Besides possible regulations, is there an electrical reason for these disparities?

(The power depends mainly on voltage and amperage, and a lower V would imply a higher A to reach a given power. Thus, could a reason to keep a lower A be because the electric wires could heat up too much?)

4 Answers 4


It is based on the usual readily available circuits.

In the US, the standard residential receptacle is 15A @ 120V. That's 1800W. Actually, many devices are limited to 1500W due to 80% maximum use for continuous operation. There are larger circuits available, which would work better, but for portable appliances 15A @ 120V is the only thing you can really count on, so that is what the manufacturers make.

In Europe, voltage is roughly double - typically 220V, 230V or 240V, with varying amounts of current available. But with a typical 12A available (often more, but we'll use that as an example), that allows for 2,600W or more (depending on voltage). As a result, instead of making devices to the maximum of the circuit, they can be built to a desirable size based on usage (how much stuff you want to heat up and how fast you want to heat it).

In Japan, the voltage is 100V, even lower in the US. If devices are designed similar to the way they are designed for the US (which is a lot closer than Europe's 220V+), then 1400W or so is typical. The US numbers are actually often based on 125V. 1800W/1.25 = 1440W. There are a bunch of other variables, but that does tend towards a typical value of 1400W.

And yes, "wires heat up" is a key. Larger wires can safely handle more current, but they also cost more. So 15A-ish circuits (13A, 15A, 16A, 20A) are typical all over the place due to wire sizes, so voltage ends up determining the total power.

Since most circuits for small appliances really don't need much power, it doesn't matter much. Except for things designed to generate a lot of heat as their primary function:

  • Bathrooms - hair dryers and similar items
  • Kitchens - hot plates, toasters, electric grills, microwave ovens
  • Space heaters

It is possible in the US to install 240V receptacles for more power, but since the typical house doesn't have any of those in the kitchen, manufacturers don't make them.

  • Great answer thanks.
    – Déjà vu
    Commented Jan 14, 2022 at 18:16

A typical residential/consumer can provide 13 or 15 or 20 amps. Let's call that an average of 14 amps. Volts x Amps = Watts, as a general rule of thumb. Do the multiplication on your numbers above, and you will see a pattern.

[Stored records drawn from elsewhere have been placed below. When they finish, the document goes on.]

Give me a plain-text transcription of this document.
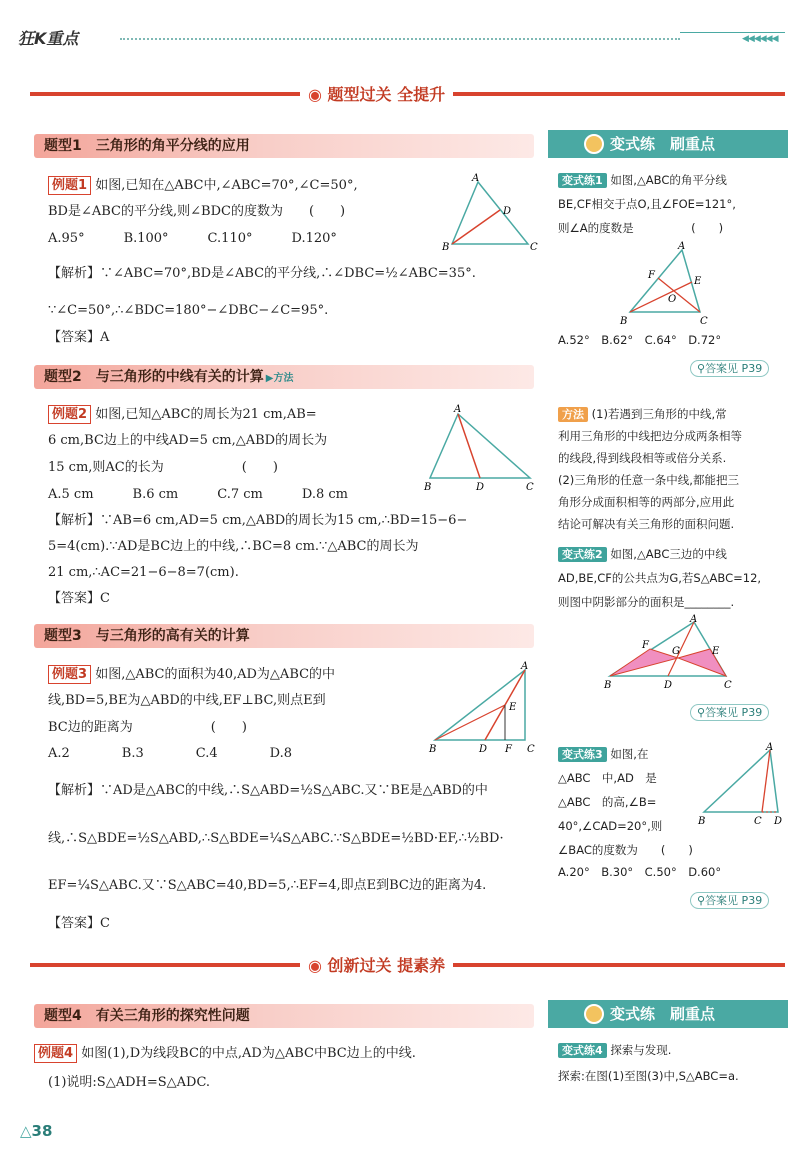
狂K重点	◀◀◀◀◀◀
◉ 题型过关 全提升
题型1　三角形的角平分线的应用
例题1 如图,已知在△ABC中,∠ABC=70°,∠C=50°,
BD是∠ABC的平分线,则∠BDC的度数为　　(　　)
A.95°　　　B.100°　　　C.110°　　　D.120°
A
B	C
D
【解析】∵∠ABC=70°,BD是∠ABC的平分线,∴∠DBC=½∠ABC=35°.
∵∠C=50°,∴∠BDC=180°−∠DBC−∠C=95°.
【答案】A
题型2　与三角形的中线有关的计算 ▶方法
例题2 如图,已知△ABC的周长为21 cm,AB=
6 cm,BC边上的中线AD=5 cm,△ABD的周长为
15 cm,则AC的长为　　　　　　(　　)
A.5 cm　　　B.6 cm　　　C.7 cm　　　D.8 cm
A
B	D	C
【解析】∵AB=6 cm,AD=5 cm,△ABD的周长为15 cm,∴BD=15−6−
5=4(cm).∵AD是BC边上的中线,∴BC=8 cm.∵△ABC的周长为
21 cm,∴AC=21−6−8=7(cm).
【答案】C
题型3　与三角形的高有关的计算
例题3 如图,△ABC的面积为40,AD为△ABC的中
线,BD=5,BE为△ABD的中线,EF⊥BC,则点E到
BC边的距离为　　　　　　(　　)
A.2　　　　B.3　　　　C.4　　　　D.8
A
B	D F C
E
【解析】∵AD是△ABC的中线,∴S△ABD=½S△ABC.又∵BE是△ABD的中
线,∴S△BDE=½S△ABD,∴S△BDE=¼S△ABC.∵S△BDE=½BD·EF,∴½BD·
EF=¼S△ABC.又∵S△ABC=40,BD=5,∴EF=4,即点E到BC边的距离为4.
【答案】C
◉ 创新过关 提素养
题型4　有关三角形的探究性问题
例题4 如图(1),D为线段BC的中点,AD为△ABC中BC边上的中线.
(1)说明:S△ADH=S△ADC.
△38
变式练　刷重点
变式练1 如图,△ABC的角平分线
BE,CF相交于点O,且∠FOE=121°,
则∠A的度数是　　　　　(　　)
A
F
E
O
B	C
A.52°　B.62°　C.64°　D.72°
⚲答案见 P39
方法 (1)若遇到三角形的中线,常
利用三角形的中线把边分成两条相等
的线段,得到线段相等或倍分关系.
(2)三角形的任意一条中线,都能把三
角形分成面积相等的两部分,应用此
结论可解决有关三角形的面积问题.
变式练2 如图,△ABC三边的中线
AD,BE,CF的公共点为G,若S△ABC=12,
则图中阴影部分的面积是________.
A
F
G	E
B	D	C
⚲答案见 P39
变式练3 如图,在
△ABC　中,AD　是
△ABC　的高,∠B=
40°,∠CAD=20°,则
∠BAC的度数为　　(　　)
A
B	C D
A.20°　B.30°　C.50°　D.60°
⚲答案见 P39
变式练　刷重点
变式练4 探索与发现.
探索:在图(1)至图(3)中,S△ABC=a.
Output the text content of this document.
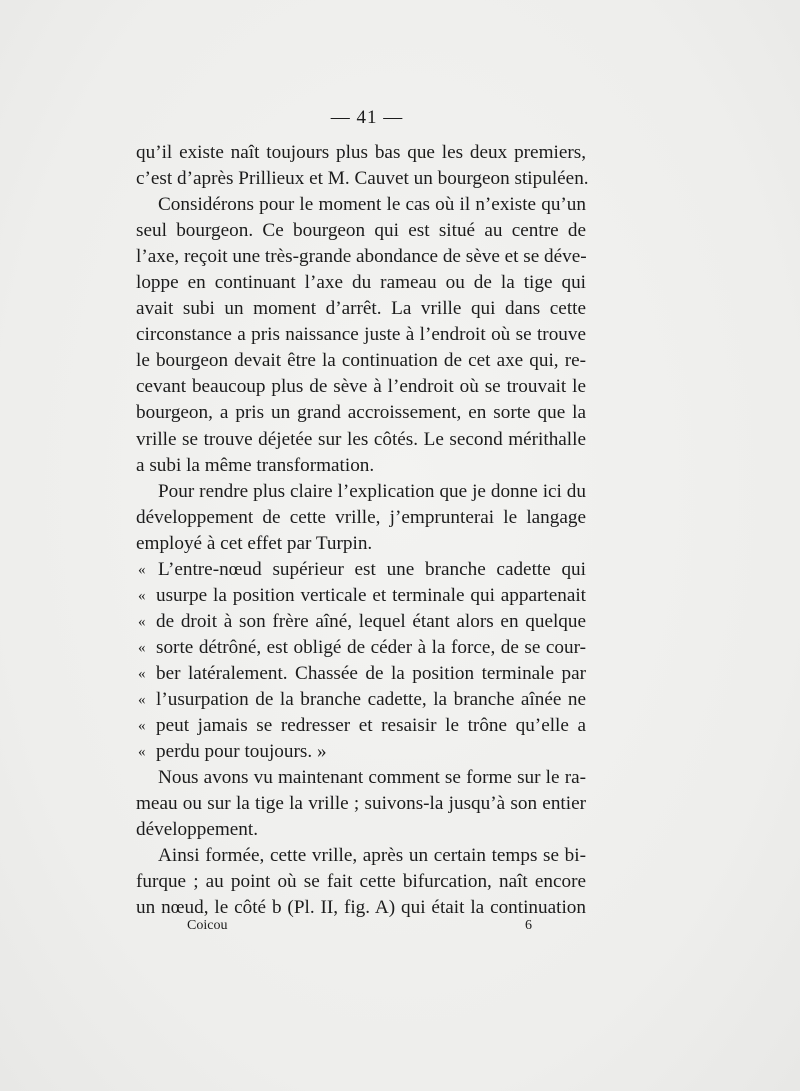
— 41 —
qu’il existe naît toujours plus bas que les deux premiers,
c’est d’après Prillieux et M. Cauvet un bourgeon stipuléen.
Considérons pour le moment le cas où il n’existe qu’un
seul bourgeon. Ce bourgeon qui est situé au centre de
l’axe, reçoit une très-grande abondance de sève et se déve-
loppe en continuant l’axe du rameau ou de la tige qui
avait subi un moment d’arrêt. La vrille qui dans cette
circonstance a pris naissance juste à l’endroit où se trouve
le bourgeon devait être la continuation de cet axe qui, re-
cevant beaucoup plus de sève à l’endroit où se trouvait le
bourgeon, a pris un grand accroissement, en sorte que la
vrille se trouve déjetée sur les côtés. Le second mérithalle
a subi la même transformation.
Pour rendre plus claire l’explication que je donne ici du
développement de cette vrille, j’emprunterai le langage
employé à cet effet par Turpin.
« L’entre-nœud supérieur est une branche cadette qui
« usurpe la position verticale et terminale qui appartenait
« de droit à son frère aîné, lequel étant alors en quelque
« sorte détrôné, est obligé de céder à la force, de se cour-
« ber latéralement. Chassée de la position terminale par
« l’usurpation de la branche cadette, la branche aînée ne
« peut jamais se redresser et resaisir le trône qu’elle a
« perdu pour toujours. »
Nous avons vu maintenant comment se forme sur le ra-
meau ou sur la tige la vrille ; suivons-la jusqu’à son entier
développement.
Ainsi formée, cette vrille, après un certain temps se bi-
furque ; au point où se fait cette bifurcation, naît encore
un nœud, le côté b (Pl. II, fig. A) qui était la continuation
Coicou	6
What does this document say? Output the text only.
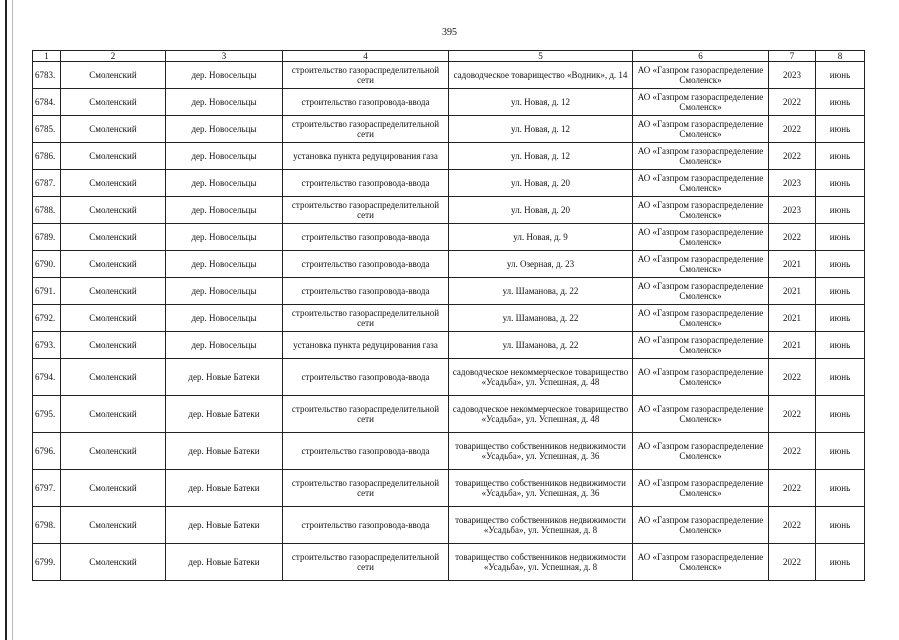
395
1	2	3	4	5	6	7	8
6783.	Смоленский	дер. Новосельцы	строительство газораспределительной сети	садоводческое товарищество «Водник», д. 14	АО «Газпром газораспределение Смоленск»	2023	июнь
6784.	Смоленский	дер. Новосельцы	строительство газопровода-ввода	ул. Новая, д. 12	АО «Газпром газораспределение Смоленск»	2022	июнь
6785.	Смоленский	дер. Новосельцы	строительство газораспределительной сети	ул. Новая, д. 12	АО «Газпром газораспределение Смоленск»	2022	июнь
6786.	Смоленский	дер. Новосельцы	установка пункта редуцирования газа	ул. Новая, д. 12	АО «Газпром газораспределение Смоленск»	2022	июнь
6787.	Смоленский	дер. Новосельцы	строительство газопровода-ввода	ул. Новая, д. 20	АО «Газпром газораспределение Смоленск»	2023	июнь
6788.	Смоленский	дер. Новосельцы	строительство газораспределительной сети	ул. Новая, д. 20	АО «Газпром газораспределение Смоленск»	2023	июнь
6789.	Смоленский	дер. Новосельцы	строительство газопровода-ввода	ул. Новая, д. 9	АО «Газпром газораспределение Смоленск»	2022	июнь
6790.	Смоленский	дер. Новосельцы	строительство газопровода-ввода	ул. Озерная, д. 23	АО «Газпром газораспределение Смоленск»	2021	июнь
6791.	Смоленский	дер. Новосельцы	строительство газопровода-ввода	ул. Шаманова, д. 22	АО «Газпром газораспределение Смоленск»	2021	июнь
6792.	Смоленский	дер. Новосельцы	строительство газораспределительной сети	ул. Шаманова, д. 22	АО «Газпром газораспределение Смоленск»	2021	июнь
6793.	Смоленский	дер. Новосельцы	установка пункта редуцирования газа	ул. Шаманова, д. 22	АО «Газпром газораспределение Смоленск»	2021	июнь
6794.	Смоленский	дер. Новые Батеки	строительство газопровода-ввода	садоводческое некоммерческое товарищество «Усадьба», ул. Успешная, д. 48	АО «Газпром газораспределение Смоленск»	2022	июнь
6795.	Смоленский	дер. Новые Батеки	строительство газораспределительной сети	садоводческое некоммерческое товарищество «Усадьба», ул. Успешная, д. 48	АО «Газпром газораспределение Смоленск»	2022	июнь
6796.	Смоленский	дер. Новые Батеки	строительство газопровода-ввода	товарищество собственников недвижимости «Усадьба», ул. Успешная, д. 36	АО «Газпром газораспределение Смоленск»	2022	июнь
6797.	Смоленский	дер. Новые Батеки	строительство газораспределительной сети	товарищество собственников недвижимости «Усадьба», ул. Успешная, д. 36	АО «Газпром газораспределение Смоленск»	2022	июнь
6798.	Смоленский	дер. Новые Батеки	строительство газопровода-ввода	товарищество собственников недвижимости «Усадьба», ул. Успешная, д. 8	АО «Газпром газораспределение Смоленск»	2022	июнь
6799.	Смоленский	дер. Новые Батеки	строительство газораспределительной сети	товарищество собственников недвижимости «Усадьба», ул. Успешная, д. 8	АО «Газпром газораспределение Смоленск»	2022	июнь
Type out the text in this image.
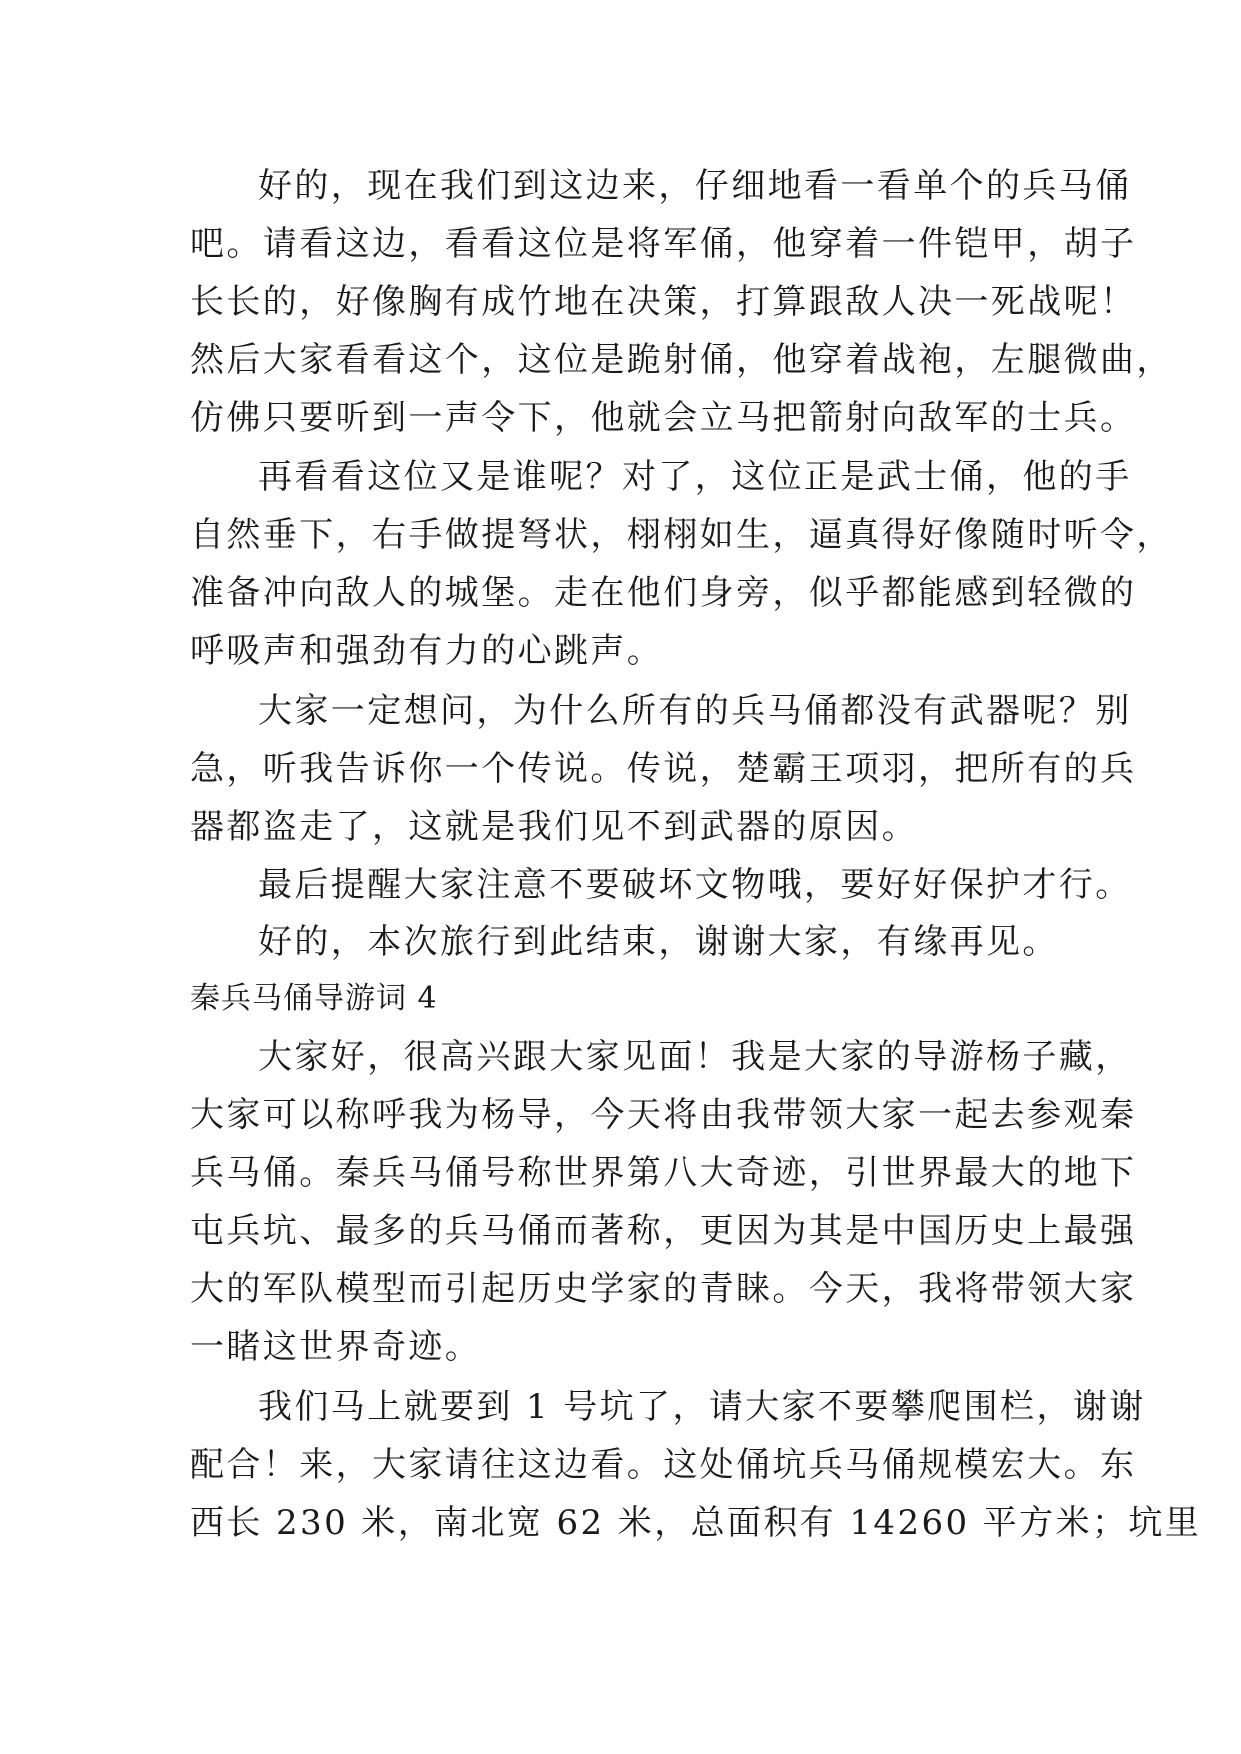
好的，现在我们到这边来，仔细地看一看单个的兵马俑
吧。请看这边，看看这位是将军俑，他穿着一件铠甲，胡子
长长的，好像胸有成竹地在决策，打算跟敌人决一死战呢！
然后大家看看这个，这位是跪射俑，他穿着战袍，左腿微曲，
仿佛只要听到一声令下，他就会立马把箭射向敌军的士兵。
再看看这位又是谁呢？对了，这位正是武士俑，他的手
自然垂下，右手做提弩状，栩栩如生，逼真得好像随时听令，
准备冲向敌人的城堡。走在他们身旁，似乎都能感到轻微的
呼吸声和强劲有力的心跳声。
大家一定想问，为什么所有的兵马俑都没有武器呢？别
急，听我告诉你一个传说。传说，楚霸王项羽，把所有的兵
器都盗走了，这就是我们见不到武器的原因。
最后提醒大家注意不要破坏文物哦，要好好保护才行。
好的，本次旅行到此结束，谢谢大家，有缘再见。
秦兵马俑导游词 4
大家好，很高兴跟大家见面！我是大家的导游杨子藏，
大家可以称呼我为杨导，今天将由我带领大家一起去参观秦
兵马俑。秦兵马俑号称世界第八大奇迹，引世界最大的地下
屯兵坑、最多的兵马俑而著称，更因为其是中国历史上最强
大的军队模型而引起历史学家的青睐。今天，我将带领大家
一睹这世界奇迹。
我们马上就要到 1 号坑了，请大家不要攀爬围栏，谢谢
配合！来，大家请往这边看。这处俑坑兵马俑规模宏大。东
西长 230 米，南北宽 62 米，总面积有 14260 平方米；坑里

In general, if you want to sell a consumer product that has a 99% probability of not tripping a breaker, then you stay within these limits.


Some supplemental AV material to support the other answers. First, socket and circuit ampacity.

enter image description here

*Note how 20A receptacles are keyed to accept 15A plugs. Also North American electrical codes (note flags closely) allow cheaper 15A receptacles on 20A circuits, so many homes are built only with that first one. So 15A plugs are "the universal donor" and 20A plugs are almost all appliances are built to it.

A comedy bit on the fixation of 1500W in the first 2 minutes of this video.

1500W is the "80% of circuit capacity for continuous loads" point, if you pretend our voltage is 125V, which most things are rated.

And if those lower right sockets are surprising you, this cheeky video explains it. (not described: we tolerate those plugs because often-used outlets have RCD on a per-circuit basis, allowing a finer detection threshold than would be possible for a whole house).

  • Indeed, information with pictures, great!
    – Déjà vu
    Commented Mar 22, 2022 at 6:16

First the basics: Watts = Volts x Amps. IE: 120 volts x 15 amps =1,800 watts. 240 volts x 15 amps = 3,600 watts.

Regarding the induction burners, they can be any size up to the derated current capacity of the circuit. Any device only draws what it needs. For example a 100 watt light bulb is only going to draw 100 watts even if the circuit can supply 1,800 watts.

Since most people want the highest capacity they can get in an induction burner, manufacture's usually make them at a typical circuit's capacity. The reason for the differences between countries is mostly related to voltage and circuit capacity.